As recently as 1974, in America, many of us felt the same way. While Watergate was a personal failure for Richard Nixon and a handful of others close to the scandal, the accountability exacted on the nation’s highest office was one of our our great triumphs of democracy. The most powerful man in the world lost his power because he covered up the fact that a few men broke into a rival campaign office during an election that he won by one of the largest landslide margins in American history. The crime, literally, was an inconsequential action that had no tangible impact on a single outcome. But the intent threatened democracy. And in America, that meant you had to go. We were after all, a government of  laws, for the people.

We’ve been at that promise for 240 years. And though we think of ourselves as a “new people” relative to Europe and Asia, our government is old. As standing democracies go, no one is older. We Americans have had a long time to game the system. And though it’s still pretty good at enabling life, liberty and the pursuit of happiness for many Americans, our government gets used to do quite a bit more than that these days. Corporations use it to seek rent. The media uses it to sell advertising. Individuals use it to grab or broker power. And as those groups get better and better at those things over time, the promise of why we started, begins to weaken. Until it weakens to the point where we’re no longer confident it will do what we’ve sacrificed so much to insist that it does.

When you invest the level of resources in and grant the broad powers to an entity like the United States Federal Government, a loss of confidence isn’t a small problem. It’s a dire one. Which is where this really starts to get a little fuzzy right now. Because I just said that the system is rigged. And that it needs a shock to it to change. And my argument is going to get confusing for many of you when I say the next thing. Donald Trump cannot continue to lead our government behaving the way that he is now.

One of the great risks of upsetting the status quo in government is that you replace it with something worse. My great critique of the candidacy of Donald Trump and then his presidency is that one does not generally learn how to serve others after they sit down at the Resolute Desk in the Oval Office. And what little trust we have left in our government is that even if the people we trust it to can’t do enough good, we, the people still hold enough power to keep them from doing too much bad.

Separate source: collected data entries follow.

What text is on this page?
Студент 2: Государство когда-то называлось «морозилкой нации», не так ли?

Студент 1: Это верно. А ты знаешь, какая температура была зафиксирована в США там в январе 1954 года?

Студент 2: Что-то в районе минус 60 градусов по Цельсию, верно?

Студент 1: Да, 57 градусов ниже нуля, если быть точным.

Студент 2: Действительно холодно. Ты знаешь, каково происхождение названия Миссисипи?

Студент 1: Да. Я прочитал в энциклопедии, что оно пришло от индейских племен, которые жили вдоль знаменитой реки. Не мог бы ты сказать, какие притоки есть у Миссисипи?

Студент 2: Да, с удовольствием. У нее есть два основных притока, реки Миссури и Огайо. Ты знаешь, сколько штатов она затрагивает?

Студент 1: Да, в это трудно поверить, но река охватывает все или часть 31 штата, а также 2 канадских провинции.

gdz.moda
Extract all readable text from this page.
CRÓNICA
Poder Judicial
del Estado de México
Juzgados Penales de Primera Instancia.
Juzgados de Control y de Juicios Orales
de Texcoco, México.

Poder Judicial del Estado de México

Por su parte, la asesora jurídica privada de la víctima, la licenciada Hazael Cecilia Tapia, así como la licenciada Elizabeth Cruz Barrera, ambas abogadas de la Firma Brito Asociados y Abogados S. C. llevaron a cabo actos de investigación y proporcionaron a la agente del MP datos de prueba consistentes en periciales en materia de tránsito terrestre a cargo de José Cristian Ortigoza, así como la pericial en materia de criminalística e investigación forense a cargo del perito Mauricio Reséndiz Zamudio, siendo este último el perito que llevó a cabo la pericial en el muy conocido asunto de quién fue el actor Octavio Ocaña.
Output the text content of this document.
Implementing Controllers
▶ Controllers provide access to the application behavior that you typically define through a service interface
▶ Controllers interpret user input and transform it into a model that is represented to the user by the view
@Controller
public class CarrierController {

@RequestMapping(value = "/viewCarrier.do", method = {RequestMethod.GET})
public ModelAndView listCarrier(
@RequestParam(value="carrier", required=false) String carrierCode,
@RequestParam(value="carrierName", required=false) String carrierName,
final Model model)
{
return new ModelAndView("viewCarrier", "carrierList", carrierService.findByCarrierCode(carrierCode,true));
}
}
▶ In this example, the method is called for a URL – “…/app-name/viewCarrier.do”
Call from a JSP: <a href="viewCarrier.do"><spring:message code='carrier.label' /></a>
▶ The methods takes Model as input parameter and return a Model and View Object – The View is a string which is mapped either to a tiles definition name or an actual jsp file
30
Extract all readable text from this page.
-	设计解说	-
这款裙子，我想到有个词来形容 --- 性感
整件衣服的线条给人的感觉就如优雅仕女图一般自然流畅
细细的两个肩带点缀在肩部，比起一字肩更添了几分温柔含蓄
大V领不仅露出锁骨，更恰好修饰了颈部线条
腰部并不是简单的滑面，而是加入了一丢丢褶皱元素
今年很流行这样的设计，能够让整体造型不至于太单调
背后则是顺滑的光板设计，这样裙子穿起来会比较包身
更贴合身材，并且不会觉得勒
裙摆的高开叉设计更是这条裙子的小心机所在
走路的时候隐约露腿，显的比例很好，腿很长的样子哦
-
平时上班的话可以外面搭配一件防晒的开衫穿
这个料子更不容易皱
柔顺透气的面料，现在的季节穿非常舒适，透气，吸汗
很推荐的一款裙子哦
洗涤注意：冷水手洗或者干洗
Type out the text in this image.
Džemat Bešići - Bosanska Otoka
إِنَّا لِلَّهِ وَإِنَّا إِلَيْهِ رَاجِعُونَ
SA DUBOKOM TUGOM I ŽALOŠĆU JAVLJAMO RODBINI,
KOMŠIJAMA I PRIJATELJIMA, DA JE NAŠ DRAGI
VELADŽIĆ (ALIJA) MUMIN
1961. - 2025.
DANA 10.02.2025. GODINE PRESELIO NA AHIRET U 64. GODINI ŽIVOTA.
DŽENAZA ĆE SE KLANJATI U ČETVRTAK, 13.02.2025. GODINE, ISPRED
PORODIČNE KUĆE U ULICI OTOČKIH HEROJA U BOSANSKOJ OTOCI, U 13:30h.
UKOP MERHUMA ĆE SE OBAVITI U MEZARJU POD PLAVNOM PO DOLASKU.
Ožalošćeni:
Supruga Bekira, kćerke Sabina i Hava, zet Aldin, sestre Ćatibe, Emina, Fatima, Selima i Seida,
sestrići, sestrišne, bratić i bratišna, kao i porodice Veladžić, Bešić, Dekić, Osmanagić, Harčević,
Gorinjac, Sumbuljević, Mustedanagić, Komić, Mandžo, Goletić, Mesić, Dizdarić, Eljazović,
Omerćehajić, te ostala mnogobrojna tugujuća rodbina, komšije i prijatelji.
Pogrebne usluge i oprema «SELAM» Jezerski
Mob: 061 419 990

When you fire the Director of the FBI while his organization is actively investigating your campaign for collusion with a foreign power, the optic alone, is enough to break that trust. When the Attorney General recuses himself from the investigation because he’s a part of it, then actively interviews candidates to lead the organization that conducts it, that doesn’t help either. It’s starting to feel less and less like the executive branch of our government believes that it answers to the people.  Or at a minimum, they don’t care if it appears that way. Both are unacceptable.

Different isn’t the same as better. The American standard, is better. Settling for different means that you’re comfortable with worse. And I’m not. The world is watching. And they’ve been waiting a long time for the American people to feel this bad about their government.

5 thoughts on “Settling for Different

  1. Thank you again for your observations! It is a relief that there are still people out there with their eyes open. Perhaps it is not too late after all!

    Like

  2. One sad thing about the situation is that the US probably taught the ROK everything it knew, at least initially, about democratic government. When the pupil becomes the master, that could simply be normal progress. It is heartbreaking to acknowledge that isn’t the case here.

    Like

  3. I was a kid when Nixon resigned. I remember the grief, anger and disbelief people felt at the time that someone at the head of our government would claim, “I am not a crook,” and then be shown to behave like one. The differences in politics and societal attitudes today is scary.